Dr. David Cowles, an English professor at Francis Marion University, recently traveled to Claremont, Cali. to read a paper he wrote on Robert Browning’s “The Ring and the Book.”
“In his greatest work, ‘The Ring and the Book,’ Robert Browning asserts ideas we think of as exclusively postmodern,” Cowles said. “We think, judge, even perceive only through the conceptual systems available to us—especially language. Language allows us to make sense of the world but also limits the way we can.”
“We humans are limited in our understanding. That means that in a sense everything we believe is at least partly false—a lie. Recognizing the limitations our languages and other interpretive systems place on us, Browning asks how it is possible to have faith or confidence in any belief, of any kind, but especially religious beliefs.”
This is only one idea that Cowles takes from Browning and spins into something that he hopes will make people really think. Cowles said that it is necessary for people to find the weakness in their own ways “if we are to grow and to perceive more as God does.”

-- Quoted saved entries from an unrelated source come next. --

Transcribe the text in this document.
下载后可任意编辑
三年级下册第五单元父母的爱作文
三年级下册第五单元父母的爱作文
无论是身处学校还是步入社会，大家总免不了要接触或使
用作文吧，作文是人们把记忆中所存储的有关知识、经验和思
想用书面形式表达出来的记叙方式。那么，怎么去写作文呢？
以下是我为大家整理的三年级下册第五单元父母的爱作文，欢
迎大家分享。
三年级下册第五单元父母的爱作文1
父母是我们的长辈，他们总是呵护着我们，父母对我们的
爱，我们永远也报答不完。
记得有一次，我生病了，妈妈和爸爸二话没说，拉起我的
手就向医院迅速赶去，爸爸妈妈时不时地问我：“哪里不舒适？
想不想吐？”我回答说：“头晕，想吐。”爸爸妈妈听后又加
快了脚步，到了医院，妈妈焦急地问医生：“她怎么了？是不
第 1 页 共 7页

“In ‘The Ring and the Book,’ the truly evil murderer is the one who sticks doggedly to his belief system,” Cowles said. “In a contemporary example, both Osama bin Laden and George W. Bush believe they possess essentially perfect interpretive systems. Each has complete faith in what he believes, and each is willing to kill (through other people) in defense of his perspective. Each thinks God approves of him and condemns others to hell. If we dropped the two of them into a room and told them to work out their differences, we would end up placing bets on which would kill the other first. So how do you get a perspective on your perspective if you can’t get outside it to judge it?”

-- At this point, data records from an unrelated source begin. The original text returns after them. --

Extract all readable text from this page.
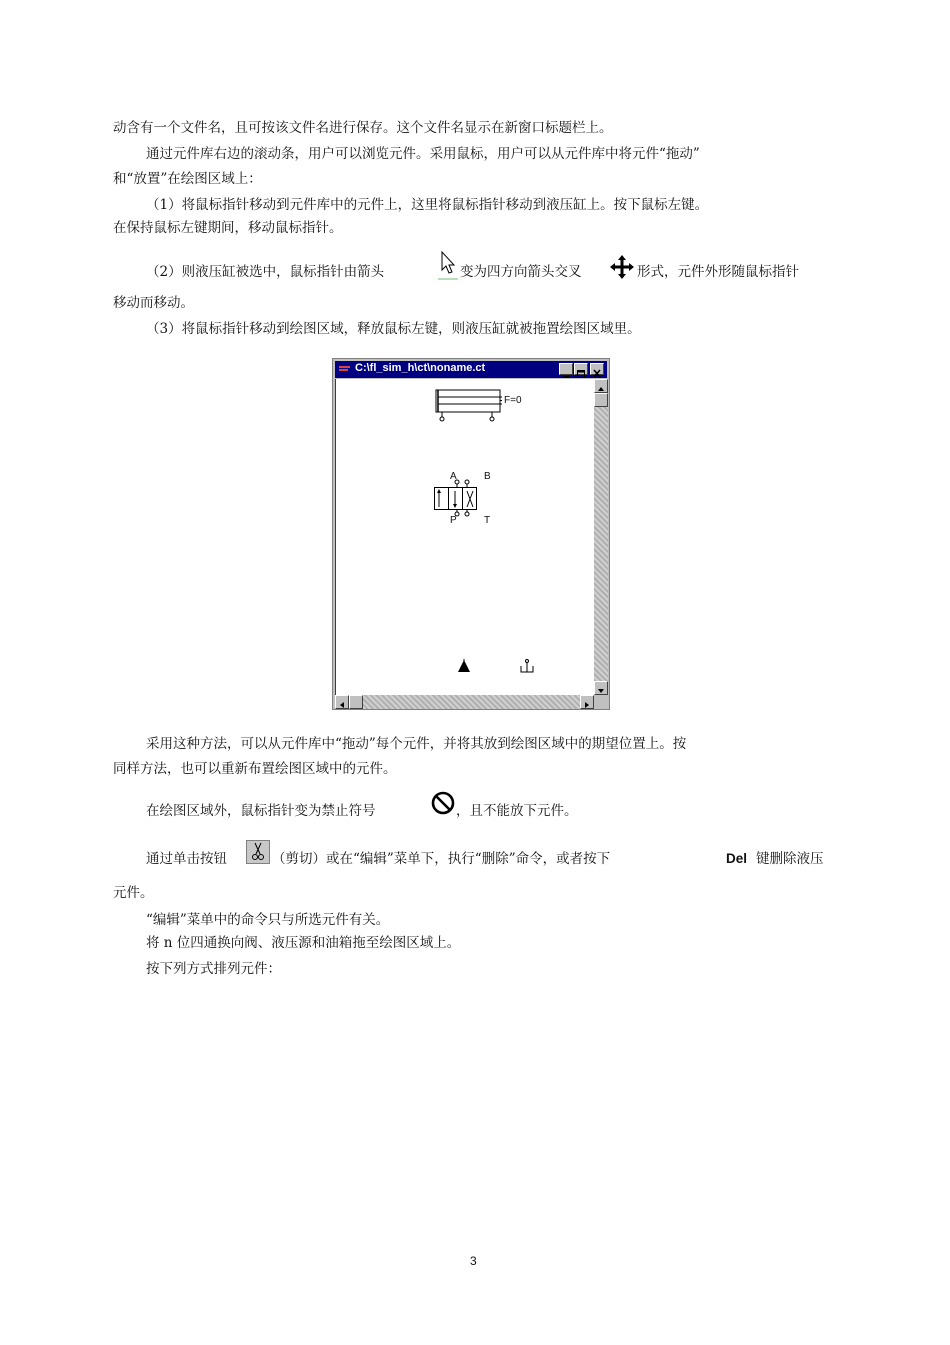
动含有一个文件名，且可按该文件名进行保存。这个文件名显示在新窗口标题栏上。
通过元件库右边的滚动条，用户可以浏览元件。采用鼠标，用户可以从元件库中将元件“拖动”
和“放置”在绘图区域上：
（1）将鼠标指针移动到元件库中的元件上，这里将鼠标指针移动到液压缸上。按下鼠标左键。
在保持鼠标左键期间，移动鼠标指针。
（2）则液压缸被选中，鼠标指针由箭头	变为四方向箭头交叉	形式，元件外形随鼠标指针
移动而移动。
（3）将鼠标指针移动到绘图区域，释放鼠标左键，则液压缸就被拖置绘图区域里。
C:\fl_sim_h\ct\noname.ct
F=0
A	B
P	T
采用这种方法，可以从元件库中“拖动”每个元件，并将其放到绘图区域中的期望位置上。按
同样方法，也可以重新布置绘图区域中的元件。
在绘图区域外，鼠标指针变为禁止符号	，且不能放下元件。
通过单击按钮	（剪切）或在“编辑”菜单下，执行“删除”命令，或者按下	Del 键删除液压
元件。
“编辑”菜单中的命令只与所选元件有关。
将 n 位四通换向阀、液压源和油箱拖至绘图区域上。
按下列方式排列元件：
3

He said that attending these conferences helps him become a better teacher. They keep him writing things, and they keep him current with not only his field of study, but also others.
“I come back invigorated from all of the things I learned,” Cowles said.
The conference started on March 31 and went through April 3. Many scholars from all over the submitted their papers or articles, but only a few were chosen to present. Cowles was one of only about 120 presenters.
He said that being among all of those people who “knew their stuff was like somebody grading your paper while you sat there and watched.”